Schultz Mocks Issa As Captain of Kangaroo Court

Over at The New Yorker, John Cassidy sees a glimmer of hope for Pres. Obama in the GOP’s irresistible impulse to overreach and the perpetually inept leadership of House Oversight Committee Chairman Darrell Issa of California:

The situation is dire alright—arguably the worst moment of Obama’s five-year tenure. But the Hawaiian Houdini still has one thing going for him, and that’s the uncanny tendency of some of his Republican enemies to turn opportunities into calamities. And none is more adept at this party trick than Darrell Edward Issa, the San Diego loudmouth whose House Committee on Oversight and Government Reform held a public hearing today, which backfired almost immediately.

When your opponent is digging himself into a hole, an elementary rule of politics states, you should stand aside and let him get on with it. But rather than allowing the American public to reach their own conclusions about the troubled rollout of Obamacare, something many of them already appear to be doing, and to the President’s cost, Issa and some of his G.O.P. colleagues seem intent on launching another partisan witch hunt, one that demeans both sides and diverts attention from the real issues.

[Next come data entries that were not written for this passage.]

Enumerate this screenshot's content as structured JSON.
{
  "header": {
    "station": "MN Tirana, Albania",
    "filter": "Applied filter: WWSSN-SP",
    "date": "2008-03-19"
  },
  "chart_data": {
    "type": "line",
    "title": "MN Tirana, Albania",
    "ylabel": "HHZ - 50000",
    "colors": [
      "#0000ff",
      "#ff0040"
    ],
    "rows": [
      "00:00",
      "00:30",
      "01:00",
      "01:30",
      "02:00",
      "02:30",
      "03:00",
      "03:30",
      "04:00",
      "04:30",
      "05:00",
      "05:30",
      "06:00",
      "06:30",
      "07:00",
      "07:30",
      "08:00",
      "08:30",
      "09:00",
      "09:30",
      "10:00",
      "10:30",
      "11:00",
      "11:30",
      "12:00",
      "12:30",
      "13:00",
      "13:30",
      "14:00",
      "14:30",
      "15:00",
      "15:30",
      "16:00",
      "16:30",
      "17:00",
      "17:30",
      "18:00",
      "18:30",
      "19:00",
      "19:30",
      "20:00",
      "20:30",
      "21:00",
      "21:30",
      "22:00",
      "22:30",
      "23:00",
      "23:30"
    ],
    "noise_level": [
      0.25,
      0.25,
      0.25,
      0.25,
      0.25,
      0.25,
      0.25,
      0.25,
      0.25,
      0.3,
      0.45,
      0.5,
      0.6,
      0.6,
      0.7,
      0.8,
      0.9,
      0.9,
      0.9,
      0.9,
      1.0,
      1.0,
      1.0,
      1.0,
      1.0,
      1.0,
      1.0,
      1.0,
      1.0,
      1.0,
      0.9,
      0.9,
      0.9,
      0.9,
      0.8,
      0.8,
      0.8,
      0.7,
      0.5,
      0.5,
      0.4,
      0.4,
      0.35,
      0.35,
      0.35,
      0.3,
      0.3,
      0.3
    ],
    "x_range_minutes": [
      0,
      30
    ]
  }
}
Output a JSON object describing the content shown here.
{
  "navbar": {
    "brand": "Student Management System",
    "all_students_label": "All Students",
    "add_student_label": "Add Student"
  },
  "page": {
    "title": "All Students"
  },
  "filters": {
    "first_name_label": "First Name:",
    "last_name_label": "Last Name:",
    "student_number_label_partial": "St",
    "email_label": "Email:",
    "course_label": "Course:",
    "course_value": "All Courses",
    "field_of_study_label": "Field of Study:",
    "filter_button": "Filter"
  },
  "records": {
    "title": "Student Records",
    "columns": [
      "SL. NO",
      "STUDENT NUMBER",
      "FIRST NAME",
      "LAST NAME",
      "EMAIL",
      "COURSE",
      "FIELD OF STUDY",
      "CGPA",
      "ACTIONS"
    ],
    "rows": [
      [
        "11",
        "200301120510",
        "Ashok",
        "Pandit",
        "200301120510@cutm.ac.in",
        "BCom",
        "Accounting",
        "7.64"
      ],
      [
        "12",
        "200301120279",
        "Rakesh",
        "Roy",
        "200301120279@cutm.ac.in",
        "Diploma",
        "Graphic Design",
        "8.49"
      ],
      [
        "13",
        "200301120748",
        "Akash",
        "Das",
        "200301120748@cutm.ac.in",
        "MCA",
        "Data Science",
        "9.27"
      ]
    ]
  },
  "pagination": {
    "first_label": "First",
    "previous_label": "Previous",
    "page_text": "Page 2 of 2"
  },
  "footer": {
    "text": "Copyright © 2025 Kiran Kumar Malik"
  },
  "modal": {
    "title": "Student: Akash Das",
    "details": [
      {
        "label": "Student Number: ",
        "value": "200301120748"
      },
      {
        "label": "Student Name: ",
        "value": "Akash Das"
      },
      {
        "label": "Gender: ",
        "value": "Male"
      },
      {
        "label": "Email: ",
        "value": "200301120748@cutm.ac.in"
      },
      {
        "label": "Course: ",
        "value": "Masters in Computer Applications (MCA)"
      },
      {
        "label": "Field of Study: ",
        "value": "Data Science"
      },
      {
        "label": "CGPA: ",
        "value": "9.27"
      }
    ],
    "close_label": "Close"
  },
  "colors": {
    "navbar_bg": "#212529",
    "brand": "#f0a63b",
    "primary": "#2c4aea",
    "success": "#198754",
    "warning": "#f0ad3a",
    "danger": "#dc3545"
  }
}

The hearing began with Issa making the legitimate argument that the Obama Administration, in rolling out a deeply flawed healthcare.gov, made a “monumental mistake to go live and effectively explode on the launch pad.” But rather than pursuing the charge of incompetence, one that even the President’s most dogged defenders might have difficulty knocking down, the Californian congressman quickly moved on to accusing two previously anonymous public servants of withholding information, misleading the public, and carrying water for the President and his lackeys.

The dangers in pursuing this strategy immediately became obvious. Neither of the targets of Issa’s questioning—Todd Park, the head of the White House Office of Science and Technology Policy, and Henry Chao, a senior official at the Centers for Medicaid and Medicare Services (C.M.S.), the agency in charge of healthcare.gov—looked anything like political hacks. Two calm and well-spoken Asian-Americans, they appeared to be what they are: non-partisan technology experts who have been working night and day since October 1st to get the insurance exchange working properly.

And it wasn’t just a matter of appearances. The testimony that Park and Chao presented didn’t do Issa any favors, either. Whereas he and his colleagues have been striving to portray the Web site as an unmitigated disaster, the two witnesses suggested that while it still has some serious problems—they were pretty open about that—it is steadily getting better: the system’s volume capacity has been greatly increased; response times for loading pages are down; and the registration system, which caused a lot of problems at the beginning, has been largely fixed.